Emergency Surgery: Role of Diagnostic Laparoscopy

Ahmad Mirza, Ian Welch. The University Hospital of South Manchester, Manchester, UK

INTRODUCTION:

In emergency surgical practice the use of diagnostic laparoscopy has increased significantly . It helps in both the diagnostic and therapeutic management of surgical conditions avoiding the use of laparotomy. The aim of our study was to identify the use of diagnostic laparoscopy and the subsequent management of acute surgical abdominal conditions and their outcome at our institute.

METHODS:

We collected data over six years from 2008 to 2014 of patients undergoing diagnostic laparoscopy. The study included all patients undergoing diagnostic laparoscopy when the initial imaging both ultrasound abdomen and pelvis and computerised tomography scans were negative. The study also included patients who may or may not have elevated inflammatory markers (raised white cell count and C-reactive protein). We collected data for pre-operative (demographic details, laboratory investigations and radiological imaging), operative (laparoscopic and conversion to open, operative details) and post-operative course (histological report, inpatient stay, recovery and post-operative follow-up).

RESULTS:

The study identified 182 patients who underwent diagnostic laparoscopic.

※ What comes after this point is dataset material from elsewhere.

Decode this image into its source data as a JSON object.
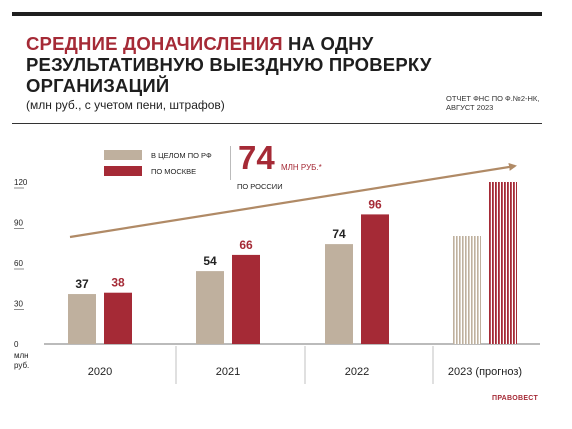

The female (N=123, 68%) to male (n=59, 32%) ratio was 2.2. The median age was 49 years (range 7 to 79 years). 86 (47%) patients had positive diagnostic laparoscopies which identified significant intra-abdominal pathology (acute appendicitis = 53, ovarian cyst rupture = 17, ovarian torsion = 7, endometriosis = 4, bowel adhesions = 5). 8 (4%) patients required conversion to laparotomy due to the extent of intra-abdominal pathology. The median inpatient hospital stay was 2 days (range 1 to 36 days). 96 (53%) diagnostic laparoscopies were inconclusive and failed to identify any abdominal pathology and these patients were subsequently discharged. 27 (15%) of patients with negative diagnostic laparoscopies were readmitted with ongoing symptoms of abdominal pain over a median follow-up period of 6 months (range 1 to 13 months). Only 5 (3%) of these patients who were readmitted with abdominal pain were found to have an abdominal pathology and underwent a laparoscopic operation (n=3 appendicitis, n=2 ovarian cysts). The overall complication rate was 11 % (lower respiratory tract infections 4%, wound infections 5% and urine infection 2%).

CONCLUSIONS:

Diagnostic laparoscopic surgery can be safely performed in patients who still have abdominal signs and symptoms despite all negative laboratory and imaging investigations. Though these patients require careful selection as represented from our series that nearly half the patients had negative diagnostic laparoscopy. Diagnostic laparoscopy in acute surgical emergency has significant role to play in situations when both inital laboratory and radiological investigations are negative.